For Maidstone Distillery’s first liqueur, Sharp’s Toffee, the founders were keen to champion another Maidstone legacy, the toffee empire Sharp’s of Maidstone, once one of the largest manufacturers of toffee in the world. “Every spirit we make tells a story and we are immensely proud of that,” Darren explained. The liqueur begins life as a distilled spirit made with select botanicals which are blended with a top-secret toffee recipe, resulting in an expression that tastes like homemade fudge and is lovely over ice and can be used to great effect in cocktails and cooking.
Like many during the pandemic, the Graves’ turned their hands to producing hand sanitiser but that hasn’t slowed down product development, with vodka and whisky in their sights. “I’m a whisky drinker by heart and I would love to make one,” Darren explains. “We’ve been approached by quite a significant brewery about making another spirit with a story. There are lots of exciting things in the pipeline”.
For now, the duo is looking forward to the end of lockdown so they can welcome visitors back to the distillery. It sits in the heart of town in the historic Market Buildings and, as a Maidstone native, it feels like an appropriate place to learn about the legacy of its once-famous spirit and celebrate its return.
“These are very challenging times but this is a positive story,” Sam says, sitting in front of the bar at the distillery’s entrance. On it is the distillery’s logo, a representation of the man who started it all: George Bishop, tipping his hat. “We love this image. We always think it’s like him being welcomed back into the present day. To the third Maidstone Distillery”.

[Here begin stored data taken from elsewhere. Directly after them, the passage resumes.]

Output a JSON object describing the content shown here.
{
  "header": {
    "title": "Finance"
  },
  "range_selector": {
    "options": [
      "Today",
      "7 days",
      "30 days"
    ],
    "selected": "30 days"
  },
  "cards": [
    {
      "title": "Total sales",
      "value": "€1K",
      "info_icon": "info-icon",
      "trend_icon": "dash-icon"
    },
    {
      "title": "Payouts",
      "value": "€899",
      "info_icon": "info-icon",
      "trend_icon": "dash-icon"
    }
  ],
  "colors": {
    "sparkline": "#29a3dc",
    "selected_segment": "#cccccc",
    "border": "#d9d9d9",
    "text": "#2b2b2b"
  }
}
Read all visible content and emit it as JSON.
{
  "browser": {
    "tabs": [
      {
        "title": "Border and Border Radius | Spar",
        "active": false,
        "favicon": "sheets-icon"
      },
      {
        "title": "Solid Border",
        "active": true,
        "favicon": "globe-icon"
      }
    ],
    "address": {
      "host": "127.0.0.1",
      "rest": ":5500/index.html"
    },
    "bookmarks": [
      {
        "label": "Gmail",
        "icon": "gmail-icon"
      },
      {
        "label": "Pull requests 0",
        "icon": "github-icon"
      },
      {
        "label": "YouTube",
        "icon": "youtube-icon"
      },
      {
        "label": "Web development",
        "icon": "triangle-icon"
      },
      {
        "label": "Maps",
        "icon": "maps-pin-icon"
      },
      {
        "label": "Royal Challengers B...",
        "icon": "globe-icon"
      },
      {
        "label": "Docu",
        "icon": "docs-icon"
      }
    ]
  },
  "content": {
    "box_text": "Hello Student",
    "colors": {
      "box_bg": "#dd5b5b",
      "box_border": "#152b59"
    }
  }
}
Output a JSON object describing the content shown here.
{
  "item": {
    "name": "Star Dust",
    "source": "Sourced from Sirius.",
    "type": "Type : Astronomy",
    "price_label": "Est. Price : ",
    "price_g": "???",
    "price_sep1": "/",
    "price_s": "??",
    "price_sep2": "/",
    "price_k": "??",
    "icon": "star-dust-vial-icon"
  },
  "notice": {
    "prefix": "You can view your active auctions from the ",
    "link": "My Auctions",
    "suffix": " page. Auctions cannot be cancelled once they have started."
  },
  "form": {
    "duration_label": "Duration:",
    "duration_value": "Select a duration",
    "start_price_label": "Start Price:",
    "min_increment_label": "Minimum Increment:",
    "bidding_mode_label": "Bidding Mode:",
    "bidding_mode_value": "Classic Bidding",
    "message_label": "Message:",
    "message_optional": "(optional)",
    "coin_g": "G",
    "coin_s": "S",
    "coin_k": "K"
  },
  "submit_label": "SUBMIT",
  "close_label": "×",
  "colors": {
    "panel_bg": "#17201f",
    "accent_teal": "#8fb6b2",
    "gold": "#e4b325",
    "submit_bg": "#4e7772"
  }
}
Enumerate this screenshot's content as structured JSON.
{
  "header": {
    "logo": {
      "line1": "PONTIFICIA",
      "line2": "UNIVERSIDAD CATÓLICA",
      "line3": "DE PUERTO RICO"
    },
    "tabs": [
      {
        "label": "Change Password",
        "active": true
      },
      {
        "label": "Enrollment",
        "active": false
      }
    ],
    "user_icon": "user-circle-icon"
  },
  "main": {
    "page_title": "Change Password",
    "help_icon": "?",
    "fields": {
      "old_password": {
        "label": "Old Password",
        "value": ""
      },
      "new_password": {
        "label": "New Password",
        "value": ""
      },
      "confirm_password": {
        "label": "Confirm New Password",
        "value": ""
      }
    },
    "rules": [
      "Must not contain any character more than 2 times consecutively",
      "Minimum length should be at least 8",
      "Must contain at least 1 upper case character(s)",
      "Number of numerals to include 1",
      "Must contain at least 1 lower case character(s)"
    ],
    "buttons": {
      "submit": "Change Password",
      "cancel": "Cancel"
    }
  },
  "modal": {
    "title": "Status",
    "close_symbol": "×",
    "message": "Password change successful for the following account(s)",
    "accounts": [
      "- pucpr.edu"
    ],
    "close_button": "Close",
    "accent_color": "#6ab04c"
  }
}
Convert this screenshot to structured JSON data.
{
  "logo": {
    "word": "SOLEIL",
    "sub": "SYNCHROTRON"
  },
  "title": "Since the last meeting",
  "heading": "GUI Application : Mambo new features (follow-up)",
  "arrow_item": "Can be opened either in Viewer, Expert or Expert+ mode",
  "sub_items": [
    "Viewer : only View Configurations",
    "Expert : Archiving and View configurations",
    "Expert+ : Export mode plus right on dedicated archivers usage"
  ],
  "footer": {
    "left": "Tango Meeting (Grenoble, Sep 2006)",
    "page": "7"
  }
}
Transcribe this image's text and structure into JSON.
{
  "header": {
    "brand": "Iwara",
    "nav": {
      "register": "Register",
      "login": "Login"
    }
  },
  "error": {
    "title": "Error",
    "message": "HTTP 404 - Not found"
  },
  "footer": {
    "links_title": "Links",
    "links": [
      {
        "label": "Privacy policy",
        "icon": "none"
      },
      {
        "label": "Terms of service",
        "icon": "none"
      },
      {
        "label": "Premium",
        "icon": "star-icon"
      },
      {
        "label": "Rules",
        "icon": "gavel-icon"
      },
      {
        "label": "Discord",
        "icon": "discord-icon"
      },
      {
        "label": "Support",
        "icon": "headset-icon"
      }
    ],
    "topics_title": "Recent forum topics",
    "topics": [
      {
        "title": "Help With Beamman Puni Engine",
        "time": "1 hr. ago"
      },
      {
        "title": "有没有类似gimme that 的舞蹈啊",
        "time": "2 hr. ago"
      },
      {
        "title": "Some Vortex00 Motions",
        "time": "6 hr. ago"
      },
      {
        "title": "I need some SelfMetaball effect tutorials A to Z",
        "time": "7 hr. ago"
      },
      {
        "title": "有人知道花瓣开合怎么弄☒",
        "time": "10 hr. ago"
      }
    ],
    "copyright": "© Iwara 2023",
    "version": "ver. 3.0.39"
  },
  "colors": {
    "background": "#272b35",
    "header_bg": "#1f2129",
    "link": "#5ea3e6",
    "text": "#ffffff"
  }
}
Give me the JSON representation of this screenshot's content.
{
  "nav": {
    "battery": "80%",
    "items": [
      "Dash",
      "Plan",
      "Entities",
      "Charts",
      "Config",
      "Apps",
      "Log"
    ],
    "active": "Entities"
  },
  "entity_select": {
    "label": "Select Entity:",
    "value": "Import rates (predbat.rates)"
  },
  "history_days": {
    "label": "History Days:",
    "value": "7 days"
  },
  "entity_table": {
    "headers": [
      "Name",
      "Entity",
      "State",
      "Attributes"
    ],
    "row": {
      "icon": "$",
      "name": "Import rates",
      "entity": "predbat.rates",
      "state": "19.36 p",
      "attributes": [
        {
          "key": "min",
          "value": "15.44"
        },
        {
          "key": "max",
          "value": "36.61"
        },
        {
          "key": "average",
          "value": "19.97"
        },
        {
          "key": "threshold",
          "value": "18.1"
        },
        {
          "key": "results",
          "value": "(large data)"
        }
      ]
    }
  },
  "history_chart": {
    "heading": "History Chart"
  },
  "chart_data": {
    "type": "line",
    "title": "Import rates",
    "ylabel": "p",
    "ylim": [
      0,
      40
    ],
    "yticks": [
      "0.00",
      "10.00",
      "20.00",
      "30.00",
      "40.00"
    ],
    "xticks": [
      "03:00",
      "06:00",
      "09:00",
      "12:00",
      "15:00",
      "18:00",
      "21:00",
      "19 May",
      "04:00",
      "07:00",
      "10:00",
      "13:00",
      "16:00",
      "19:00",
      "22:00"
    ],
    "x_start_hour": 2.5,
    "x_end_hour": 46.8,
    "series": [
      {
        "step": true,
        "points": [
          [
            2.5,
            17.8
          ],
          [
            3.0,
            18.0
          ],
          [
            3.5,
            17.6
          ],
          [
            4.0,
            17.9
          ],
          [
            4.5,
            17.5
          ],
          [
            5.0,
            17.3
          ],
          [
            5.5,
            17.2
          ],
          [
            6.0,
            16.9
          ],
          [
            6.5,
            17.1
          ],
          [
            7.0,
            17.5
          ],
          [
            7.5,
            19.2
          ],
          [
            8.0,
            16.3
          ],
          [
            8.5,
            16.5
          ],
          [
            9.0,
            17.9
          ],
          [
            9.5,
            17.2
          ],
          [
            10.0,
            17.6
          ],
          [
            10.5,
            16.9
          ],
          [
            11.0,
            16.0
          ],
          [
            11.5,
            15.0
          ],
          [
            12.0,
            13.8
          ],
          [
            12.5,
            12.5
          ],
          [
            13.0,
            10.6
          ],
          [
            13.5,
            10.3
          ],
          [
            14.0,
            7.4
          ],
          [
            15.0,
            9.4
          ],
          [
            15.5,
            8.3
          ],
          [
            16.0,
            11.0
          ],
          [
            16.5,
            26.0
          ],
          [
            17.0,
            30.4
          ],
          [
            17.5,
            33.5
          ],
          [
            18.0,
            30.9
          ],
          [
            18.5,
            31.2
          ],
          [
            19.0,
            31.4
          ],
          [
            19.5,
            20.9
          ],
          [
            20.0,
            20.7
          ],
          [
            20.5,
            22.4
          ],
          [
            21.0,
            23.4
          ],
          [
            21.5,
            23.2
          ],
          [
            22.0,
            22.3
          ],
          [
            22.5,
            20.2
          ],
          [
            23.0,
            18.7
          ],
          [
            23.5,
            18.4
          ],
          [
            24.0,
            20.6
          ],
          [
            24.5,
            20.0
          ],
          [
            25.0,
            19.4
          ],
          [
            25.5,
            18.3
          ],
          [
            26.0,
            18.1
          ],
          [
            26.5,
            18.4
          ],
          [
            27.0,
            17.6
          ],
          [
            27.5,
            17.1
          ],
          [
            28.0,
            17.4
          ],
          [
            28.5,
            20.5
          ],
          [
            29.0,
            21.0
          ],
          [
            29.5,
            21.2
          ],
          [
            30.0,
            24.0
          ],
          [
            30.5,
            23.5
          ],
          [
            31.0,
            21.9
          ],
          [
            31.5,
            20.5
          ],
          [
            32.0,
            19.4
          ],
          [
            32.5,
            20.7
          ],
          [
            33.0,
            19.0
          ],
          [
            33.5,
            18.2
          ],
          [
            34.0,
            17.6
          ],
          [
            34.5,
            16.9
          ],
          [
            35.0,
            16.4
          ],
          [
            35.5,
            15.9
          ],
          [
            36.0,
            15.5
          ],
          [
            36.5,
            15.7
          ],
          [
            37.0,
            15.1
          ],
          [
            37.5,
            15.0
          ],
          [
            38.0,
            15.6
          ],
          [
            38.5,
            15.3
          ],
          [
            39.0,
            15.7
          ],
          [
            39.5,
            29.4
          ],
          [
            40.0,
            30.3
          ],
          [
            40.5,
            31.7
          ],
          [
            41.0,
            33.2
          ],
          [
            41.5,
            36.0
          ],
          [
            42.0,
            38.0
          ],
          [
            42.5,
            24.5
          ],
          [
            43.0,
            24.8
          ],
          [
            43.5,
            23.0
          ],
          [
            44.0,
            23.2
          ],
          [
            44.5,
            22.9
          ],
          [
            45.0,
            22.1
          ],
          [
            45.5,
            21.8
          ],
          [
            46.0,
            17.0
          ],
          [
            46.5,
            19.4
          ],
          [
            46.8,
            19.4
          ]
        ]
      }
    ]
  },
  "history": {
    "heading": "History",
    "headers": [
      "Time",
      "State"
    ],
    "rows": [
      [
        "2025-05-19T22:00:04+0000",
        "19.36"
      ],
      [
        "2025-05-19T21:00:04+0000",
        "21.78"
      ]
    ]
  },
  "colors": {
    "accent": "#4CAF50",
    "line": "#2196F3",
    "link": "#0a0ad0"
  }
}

You can purchase all of Maidstone Distillery’s booze right here. Below are the full tasting notes for each expression.
Nose: Through gingerbread, piney juniper and floral notes there’s dried citrus peel and coriander seed as well as tropical fruit, angelica, cardamom and a little fresh mint leaves.
Palate: There’s a lot more citrus (lemon zest) on the palate along with another helping of that warming baking spice, some liquorice, spicy juniper, clove, hints of Earl Grey tea and a little cardamom.
Finish: There are some lingering floral notes and piney juniper in a dry, peppery finish.
Nose: Through touches of rich spice, bright juniper and exotic citrus there’s a floral medley of mint, oregano, rocket, dry grass and a little nuttiness.
Palate: The palate is herbaceous and earthy at its core with mellow and sweet floral notes providing a nice contrast alongside some more citrus warmth and mint.
Finish: Long, peppery and delicately sweet.
Tasting note: A big, decadent slab of chewy toffee is joined by molasses, creamy vanilla ice cream, a little condensed milk and Cadbury Eclairs.